Revelation! Through the miracle of recorded sound, echoing through the years, here was a magical, soulful and tender voice. I realised now why something was drawing me to this record, through some mystical magic I had discovered this wonderful singer, whose interpretation of a song was both heartfelt and heartbreaking at one and the same time. So my journey with Sammi Smith began. Over the next months I tracked down and collected more of Sammi's albums. Here in England they were fairly scarce. Sammi had a huge breakthrough hit on both sides of the Atlantic with the Kris Kristofferson penned 'Help Me Make It Through The Night' (and this, I realised, is why I recognised her name when I first spotted the LP) but she had never quite managed to repeat this initial early success and achieve the mighty heights and accolades which she so richly deserved. Not that she needed to. While Tammy Wynette and others were pursuing the popular route, Sammi took the road less travelled, becoming a country 'outlaw' rather than following the trends, singing her song in her own way and thereby carving her own place in music history with a string of quality albums. Quietly and with honesty. Those in the know revere Sammi as a true artist who did not give in to the whims and follies of the music industry but remained true to her own country roots. And this is what still shines through her music.
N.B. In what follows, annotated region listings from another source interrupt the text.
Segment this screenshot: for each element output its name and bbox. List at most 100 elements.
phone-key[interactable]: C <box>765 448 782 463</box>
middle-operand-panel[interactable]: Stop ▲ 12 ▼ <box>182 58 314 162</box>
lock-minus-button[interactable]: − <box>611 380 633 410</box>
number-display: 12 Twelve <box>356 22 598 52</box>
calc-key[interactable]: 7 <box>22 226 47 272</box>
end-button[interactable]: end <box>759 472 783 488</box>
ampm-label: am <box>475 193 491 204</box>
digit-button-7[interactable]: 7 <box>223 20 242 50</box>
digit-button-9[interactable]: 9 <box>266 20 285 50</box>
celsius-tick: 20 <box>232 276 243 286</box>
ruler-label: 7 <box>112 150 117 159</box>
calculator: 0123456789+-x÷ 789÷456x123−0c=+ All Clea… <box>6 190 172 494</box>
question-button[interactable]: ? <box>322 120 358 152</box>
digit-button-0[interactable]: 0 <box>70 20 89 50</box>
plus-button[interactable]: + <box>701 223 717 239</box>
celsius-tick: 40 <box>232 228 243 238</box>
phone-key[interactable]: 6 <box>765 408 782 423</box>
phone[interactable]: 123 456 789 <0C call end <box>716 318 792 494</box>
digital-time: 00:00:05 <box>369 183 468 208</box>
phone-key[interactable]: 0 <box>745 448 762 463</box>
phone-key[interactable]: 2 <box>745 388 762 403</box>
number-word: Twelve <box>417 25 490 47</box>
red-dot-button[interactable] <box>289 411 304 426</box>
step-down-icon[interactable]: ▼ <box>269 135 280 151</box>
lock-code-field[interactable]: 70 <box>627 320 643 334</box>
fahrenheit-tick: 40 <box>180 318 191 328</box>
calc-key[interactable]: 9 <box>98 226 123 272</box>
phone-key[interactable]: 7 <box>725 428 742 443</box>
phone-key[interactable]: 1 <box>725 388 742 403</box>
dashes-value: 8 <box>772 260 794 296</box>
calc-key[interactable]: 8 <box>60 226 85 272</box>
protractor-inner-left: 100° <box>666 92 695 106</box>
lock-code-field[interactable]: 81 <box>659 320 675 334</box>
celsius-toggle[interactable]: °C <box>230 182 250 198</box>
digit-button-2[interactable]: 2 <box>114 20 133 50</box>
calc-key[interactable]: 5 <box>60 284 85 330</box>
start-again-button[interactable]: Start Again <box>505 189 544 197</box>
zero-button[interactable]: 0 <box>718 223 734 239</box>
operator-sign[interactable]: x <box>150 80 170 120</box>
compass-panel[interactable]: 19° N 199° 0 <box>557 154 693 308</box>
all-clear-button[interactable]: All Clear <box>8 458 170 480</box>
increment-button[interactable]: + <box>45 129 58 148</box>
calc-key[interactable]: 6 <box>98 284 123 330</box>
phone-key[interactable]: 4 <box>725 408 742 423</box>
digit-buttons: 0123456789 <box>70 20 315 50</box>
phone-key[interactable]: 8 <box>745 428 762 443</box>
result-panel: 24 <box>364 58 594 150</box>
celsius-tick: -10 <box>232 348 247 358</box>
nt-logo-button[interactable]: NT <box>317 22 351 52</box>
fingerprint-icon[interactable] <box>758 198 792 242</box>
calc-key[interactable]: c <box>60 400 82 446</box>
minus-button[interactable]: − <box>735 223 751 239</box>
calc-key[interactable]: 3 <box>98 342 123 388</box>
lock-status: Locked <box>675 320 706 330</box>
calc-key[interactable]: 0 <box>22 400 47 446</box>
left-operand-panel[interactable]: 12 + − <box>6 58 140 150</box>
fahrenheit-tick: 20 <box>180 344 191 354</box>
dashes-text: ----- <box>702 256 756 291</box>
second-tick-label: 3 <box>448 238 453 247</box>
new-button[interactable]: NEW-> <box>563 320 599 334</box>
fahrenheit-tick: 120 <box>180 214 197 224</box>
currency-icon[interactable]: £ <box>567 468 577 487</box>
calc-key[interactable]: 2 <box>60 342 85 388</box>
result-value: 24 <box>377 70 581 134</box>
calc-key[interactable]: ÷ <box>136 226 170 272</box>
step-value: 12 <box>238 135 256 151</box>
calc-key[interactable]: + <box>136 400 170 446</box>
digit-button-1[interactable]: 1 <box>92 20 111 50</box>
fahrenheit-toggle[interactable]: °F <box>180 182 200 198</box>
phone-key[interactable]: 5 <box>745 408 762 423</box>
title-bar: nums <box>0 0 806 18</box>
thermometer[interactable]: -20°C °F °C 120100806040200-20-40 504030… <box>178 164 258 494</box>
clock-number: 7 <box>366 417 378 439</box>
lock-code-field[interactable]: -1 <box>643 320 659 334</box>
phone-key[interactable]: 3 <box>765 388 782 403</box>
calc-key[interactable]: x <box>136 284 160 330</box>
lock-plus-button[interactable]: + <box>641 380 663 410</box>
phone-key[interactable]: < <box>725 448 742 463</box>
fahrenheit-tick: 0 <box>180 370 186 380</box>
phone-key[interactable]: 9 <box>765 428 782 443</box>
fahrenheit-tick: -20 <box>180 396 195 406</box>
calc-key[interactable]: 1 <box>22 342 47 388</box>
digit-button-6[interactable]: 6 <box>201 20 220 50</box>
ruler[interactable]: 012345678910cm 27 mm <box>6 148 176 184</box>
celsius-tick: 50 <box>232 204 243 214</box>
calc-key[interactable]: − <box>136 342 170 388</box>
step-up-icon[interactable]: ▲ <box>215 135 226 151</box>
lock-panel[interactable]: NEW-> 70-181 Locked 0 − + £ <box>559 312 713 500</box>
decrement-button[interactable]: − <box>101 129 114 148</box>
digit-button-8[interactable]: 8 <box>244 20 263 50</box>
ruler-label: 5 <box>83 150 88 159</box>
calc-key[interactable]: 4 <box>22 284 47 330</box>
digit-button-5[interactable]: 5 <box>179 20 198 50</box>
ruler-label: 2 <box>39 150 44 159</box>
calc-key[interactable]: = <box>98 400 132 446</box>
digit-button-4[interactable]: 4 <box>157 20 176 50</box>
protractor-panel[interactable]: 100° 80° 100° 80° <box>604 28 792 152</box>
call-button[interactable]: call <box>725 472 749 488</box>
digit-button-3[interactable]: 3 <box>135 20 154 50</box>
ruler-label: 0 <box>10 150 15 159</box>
Listen to Sammi Smith today and you hear an artist of integrity who interprets a song with truth and her own convincing honesty.
Sammi passed away in 2005 but has left a catalogue of music that I and many others return to often.
Her son Waylon Payne carries his Mum's legacy in his heart, super talented in the fields of song-writing and acting, he is also a brilliant and moving singer, telling his tales in song with great feeling and sincerity. Just like his Mum.
Funny how a 'chance' find can lead one on a journey of discovery. For me, the day I found the old Sammi Smith record proved to be very fortuitous and continues to take me on a delightful musical voyage.